Perform JGA analysis per-sample workflow (version 1.0.0)
Perform JGA analysis QC (version 1.0.0).
Perform JGA analysis multi-samples workflow (version 1.0.0).
Figure: A flow of germline WGS data processing
For the convenience of data users, alignment data, variant call data, and statistical data, which are processed by a certain workflow on data deposited to the NBDC Human Database as controlled-access data (original data), can be used together with the original data if the user who is permitted to use the original data by the Human Data Review Board and wishes to use the processed data as well. The processed data are placed in a way that they are connected to the original data, and are indicated as "Processed by JGA" in the title of the Analysis and Dataset. When publishing analysis results including processed data, please include the accession number of the original data in the article.
- Whole genome sequencing analysis data (germline)

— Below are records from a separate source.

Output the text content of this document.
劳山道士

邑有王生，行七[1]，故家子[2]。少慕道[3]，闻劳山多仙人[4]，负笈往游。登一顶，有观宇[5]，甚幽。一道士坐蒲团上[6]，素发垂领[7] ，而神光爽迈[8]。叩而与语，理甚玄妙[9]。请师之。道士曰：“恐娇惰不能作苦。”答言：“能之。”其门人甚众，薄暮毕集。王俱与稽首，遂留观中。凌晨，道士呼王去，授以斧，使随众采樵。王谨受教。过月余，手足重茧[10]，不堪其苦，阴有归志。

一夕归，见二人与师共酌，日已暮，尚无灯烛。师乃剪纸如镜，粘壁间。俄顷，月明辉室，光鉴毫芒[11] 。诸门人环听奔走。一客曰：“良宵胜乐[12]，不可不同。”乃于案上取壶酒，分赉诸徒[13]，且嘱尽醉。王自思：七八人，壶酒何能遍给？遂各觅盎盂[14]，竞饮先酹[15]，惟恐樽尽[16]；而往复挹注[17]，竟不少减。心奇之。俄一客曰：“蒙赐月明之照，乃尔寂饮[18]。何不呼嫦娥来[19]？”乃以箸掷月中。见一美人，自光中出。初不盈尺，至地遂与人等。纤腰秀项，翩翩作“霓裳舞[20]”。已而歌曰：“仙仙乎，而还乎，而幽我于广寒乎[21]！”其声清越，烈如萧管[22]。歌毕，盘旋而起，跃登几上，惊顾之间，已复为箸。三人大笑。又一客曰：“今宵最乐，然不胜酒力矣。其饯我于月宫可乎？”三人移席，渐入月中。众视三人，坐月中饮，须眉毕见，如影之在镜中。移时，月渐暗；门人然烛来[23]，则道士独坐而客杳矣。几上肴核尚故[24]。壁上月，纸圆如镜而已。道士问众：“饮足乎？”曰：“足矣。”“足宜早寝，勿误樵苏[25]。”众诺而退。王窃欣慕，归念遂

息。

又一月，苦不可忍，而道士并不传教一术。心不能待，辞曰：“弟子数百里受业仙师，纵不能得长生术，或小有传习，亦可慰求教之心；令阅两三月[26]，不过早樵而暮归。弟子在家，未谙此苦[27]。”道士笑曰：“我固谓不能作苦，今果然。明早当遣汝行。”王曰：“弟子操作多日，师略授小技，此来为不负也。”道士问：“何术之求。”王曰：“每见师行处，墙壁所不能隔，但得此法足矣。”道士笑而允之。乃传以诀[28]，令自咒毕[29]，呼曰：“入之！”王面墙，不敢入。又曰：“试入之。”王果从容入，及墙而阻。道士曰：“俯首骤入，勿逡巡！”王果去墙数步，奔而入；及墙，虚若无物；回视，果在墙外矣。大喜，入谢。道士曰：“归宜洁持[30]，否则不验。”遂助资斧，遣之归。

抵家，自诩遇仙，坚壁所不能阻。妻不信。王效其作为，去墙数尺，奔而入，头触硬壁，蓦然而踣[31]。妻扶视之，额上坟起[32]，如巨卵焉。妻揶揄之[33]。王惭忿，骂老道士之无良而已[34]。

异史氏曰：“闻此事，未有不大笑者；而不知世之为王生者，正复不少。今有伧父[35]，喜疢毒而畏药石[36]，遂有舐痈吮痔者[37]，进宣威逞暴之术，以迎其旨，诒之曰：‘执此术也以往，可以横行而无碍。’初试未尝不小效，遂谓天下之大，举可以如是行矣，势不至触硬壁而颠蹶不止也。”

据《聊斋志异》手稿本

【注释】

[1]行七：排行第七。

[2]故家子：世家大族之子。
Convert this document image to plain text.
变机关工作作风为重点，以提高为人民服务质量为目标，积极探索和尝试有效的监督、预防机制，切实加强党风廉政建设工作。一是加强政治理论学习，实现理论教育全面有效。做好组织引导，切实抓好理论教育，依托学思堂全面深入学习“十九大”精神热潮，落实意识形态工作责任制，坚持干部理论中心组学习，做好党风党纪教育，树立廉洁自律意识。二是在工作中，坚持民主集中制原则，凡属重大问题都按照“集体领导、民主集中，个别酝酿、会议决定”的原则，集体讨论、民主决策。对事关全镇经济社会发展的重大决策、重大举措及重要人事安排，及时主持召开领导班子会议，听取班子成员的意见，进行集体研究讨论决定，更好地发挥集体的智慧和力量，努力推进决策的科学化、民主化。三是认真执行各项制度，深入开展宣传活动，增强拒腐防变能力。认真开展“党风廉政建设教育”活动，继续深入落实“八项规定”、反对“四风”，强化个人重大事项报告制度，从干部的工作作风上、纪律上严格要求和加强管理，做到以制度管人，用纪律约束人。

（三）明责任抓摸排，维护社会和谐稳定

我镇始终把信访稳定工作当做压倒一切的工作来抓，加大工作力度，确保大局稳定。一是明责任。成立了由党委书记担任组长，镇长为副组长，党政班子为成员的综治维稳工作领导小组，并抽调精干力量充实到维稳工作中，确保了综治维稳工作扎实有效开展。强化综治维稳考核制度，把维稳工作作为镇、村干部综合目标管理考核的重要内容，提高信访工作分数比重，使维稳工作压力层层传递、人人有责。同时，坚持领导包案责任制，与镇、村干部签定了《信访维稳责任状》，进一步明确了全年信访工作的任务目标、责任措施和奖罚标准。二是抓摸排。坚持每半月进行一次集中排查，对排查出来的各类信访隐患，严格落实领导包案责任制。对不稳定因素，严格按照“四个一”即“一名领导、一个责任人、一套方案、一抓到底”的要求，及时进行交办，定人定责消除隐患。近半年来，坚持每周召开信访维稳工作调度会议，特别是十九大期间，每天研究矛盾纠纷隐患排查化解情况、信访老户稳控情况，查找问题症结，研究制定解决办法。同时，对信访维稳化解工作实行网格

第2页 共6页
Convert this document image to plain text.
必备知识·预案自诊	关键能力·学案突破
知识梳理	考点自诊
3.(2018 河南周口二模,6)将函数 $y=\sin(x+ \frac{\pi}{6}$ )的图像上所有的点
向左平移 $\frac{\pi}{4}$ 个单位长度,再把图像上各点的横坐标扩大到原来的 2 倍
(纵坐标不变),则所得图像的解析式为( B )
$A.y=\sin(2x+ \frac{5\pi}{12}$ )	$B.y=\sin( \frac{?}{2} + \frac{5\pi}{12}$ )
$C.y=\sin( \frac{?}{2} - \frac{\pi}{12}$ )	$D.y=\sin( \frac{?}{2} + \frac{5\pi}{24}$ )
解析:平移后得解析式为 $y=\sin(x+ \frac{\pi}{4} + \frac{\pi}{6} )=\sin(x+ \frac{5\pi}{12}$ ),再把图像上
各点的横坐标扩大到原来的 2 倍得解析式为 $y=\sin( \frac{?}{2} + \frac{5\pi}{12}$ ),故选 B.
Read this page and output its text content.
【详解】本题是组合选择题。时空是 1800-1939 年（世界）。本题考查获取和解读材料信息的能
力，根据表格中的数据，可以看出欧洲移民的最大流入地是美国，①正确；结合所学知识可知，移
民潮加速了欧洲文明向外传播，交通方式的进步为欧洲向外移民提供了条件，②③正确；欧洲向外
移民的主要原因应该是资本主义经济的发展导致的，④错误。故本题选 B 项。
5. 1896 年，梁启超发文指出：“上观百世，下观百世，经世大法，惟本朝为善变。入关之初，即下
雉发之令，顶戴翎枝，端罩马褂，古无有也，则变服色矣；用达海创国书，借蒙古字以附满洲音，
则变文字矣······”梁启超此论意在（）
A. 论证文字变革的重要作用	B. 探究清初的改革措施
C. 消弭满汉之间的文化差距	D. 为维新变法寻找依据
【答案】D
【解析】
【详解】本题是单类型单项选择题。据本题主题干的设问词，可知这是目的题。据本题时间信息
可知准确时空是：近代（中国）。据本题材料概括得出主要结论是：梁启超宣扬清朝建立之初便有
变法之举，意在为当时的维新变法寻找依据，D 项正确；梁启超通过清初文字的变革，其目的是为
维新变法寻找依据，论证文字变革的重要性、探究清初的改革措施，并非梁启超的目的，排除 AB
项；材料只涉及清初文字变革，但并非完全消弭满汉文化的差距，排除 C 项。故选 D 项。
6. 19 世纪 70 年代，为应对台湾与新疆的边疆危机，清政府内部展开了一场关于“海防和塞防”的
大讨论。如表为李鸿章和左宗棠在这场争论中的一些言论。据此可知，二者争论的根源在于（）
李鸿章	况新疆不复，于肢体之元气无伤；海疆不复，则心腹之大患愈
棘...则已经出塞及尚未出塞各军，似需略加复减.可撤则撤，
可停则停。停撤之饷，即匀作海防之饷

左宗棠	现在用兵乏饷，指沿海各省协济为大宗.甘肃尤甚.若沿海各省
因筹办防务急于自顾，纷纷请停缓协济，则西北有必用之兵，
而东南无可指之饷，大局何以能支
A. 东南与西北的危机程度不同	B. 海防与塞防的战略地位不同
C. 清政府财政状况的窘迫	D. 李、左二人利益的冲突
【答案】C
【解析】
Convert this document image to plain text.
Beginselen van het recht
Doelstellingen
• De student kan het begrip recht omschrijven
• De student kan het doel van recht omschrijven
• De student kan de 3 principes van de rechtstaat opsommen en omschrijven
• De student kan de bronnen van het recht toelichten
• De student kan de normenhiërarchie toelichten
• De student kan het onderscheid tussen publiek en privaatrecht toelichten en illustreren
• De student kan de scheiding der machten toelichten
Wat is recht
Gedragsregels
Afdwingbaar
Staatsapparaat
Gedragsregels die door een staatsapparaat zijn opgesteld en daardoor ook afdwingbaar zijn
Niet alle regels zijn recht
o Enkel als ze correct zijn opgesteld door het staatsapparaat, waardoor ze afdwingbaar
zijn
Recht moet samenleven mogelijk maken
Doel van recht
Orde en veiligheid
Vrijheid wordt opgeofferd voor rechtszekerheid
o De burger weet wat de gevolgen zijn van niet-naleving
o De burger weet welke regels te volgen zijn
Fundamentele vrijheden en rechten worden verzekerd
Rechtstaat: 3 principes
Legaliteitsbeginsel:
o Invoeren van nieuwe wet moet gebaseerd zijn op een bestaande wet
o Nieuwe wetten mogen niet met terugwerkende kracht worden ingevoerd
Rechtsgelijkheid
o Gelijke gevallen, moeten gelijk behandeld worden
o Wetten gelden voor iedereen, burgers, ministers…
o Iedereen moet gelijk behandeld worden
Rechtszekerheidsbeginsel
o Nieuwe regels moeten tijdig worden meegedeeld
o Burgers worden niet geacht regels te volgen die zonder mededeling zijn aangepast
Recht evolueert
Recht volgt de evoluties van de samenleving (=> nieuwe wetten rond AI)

- Imputation reference panel
* In such data processing conducted by the DBCLS and the Bioinformation and DDBJ Center, the data will not be used for any purposes other than those of activities to promote the use of the NBDC human database.
JGA dataset | Study title | #. Samples | Date of data processing | Remarks |
---|---|---|---|---|
JGAD000252 | Cancer genomics for elucidation of molecular mechanisms of carcinogenecis and progression in lung cancer (hum0068) | 21 | Per-sample:2021-12-27 QC:2022-01-06 Joint-call:2022-01-26 |
This dataset includes the whole genome sequencing analysis (WGS) data of tumor and matched control samples. WGS data of the matched control (germline) were processed. Dataset ID of the processed data: JGAD000670 |
JGAD000235 | Genome sequencing analysis for colorectal cancer (hum0159) | 10 | Per-sample:2021-12-27 QC:2022-01-06 Joint-call:2022-01-31 |
This dataset includes WGS data of tumor and matched control samples. WGS data of the matched control (germline) were processed. Dataset ID of the processed data: JGAD000689 |
JGAD000234 | Genome sequencing analysis for hepatoblastoma (hum0161) | 33 | Per-sample:2021-12-27 QC:2022-01-06 Joint-call:2022-01-31 |
This dataset includes WGS data of tumor and matched control samples. WGS data of the matched control (germline) were processed. Dataset ID of the processed data: JGAD000688 |
JGAD000335 | Collection and transfer of human tumor samples and research using genomic information Transfer of existing samples and research using genomic information Reseach of searching gene mutations in gastrointestinal chronic inflammatory diseases (hum0201) |
14 | Per-sample:2021-12-27 QC:2022-01-06 Joint-call:2022-01-06 |
This dataset includes WGS data of tumor and matched control samples. WGS data of the matched control (germline) were processed. Dataset ID of the processed data: JGAD000687 |
JGAD000220 | Bio Bank Japan project (hum0014) | 1,026 | Per-sample:2022-01-16 QC:2022-02-24 |
Data processing was performed on the WGS data of 1,026 individuals registered to the Biobank Japan Project from FY 2003 to FY 2007. Dataset ID of the processed data: JGAD000690 |
JGAD000220 | Bio Bank Japan project (hum0014) | 1,026 | Joint-call: 2023-01-30 (autosome and chrX PAR regions; BOTHSEX), 2023-02-25 (chrX non-PAR regions; FEMALE samples), 2023-03-02 (chrXY non-PAR regions; MALE samples) |
Data processing was performed on the WGS data of 1,026 individuals registered to the Biobank Japan Project from FY 2003 to FY 2007. Joint-call was performed for genotype calls. Dataset ID of the processed data: JGAD000758 |
*In order to use the processed data, it is necessary to apply the application for data use of the original data (Dataset IDs are shown on the most left side of the above table).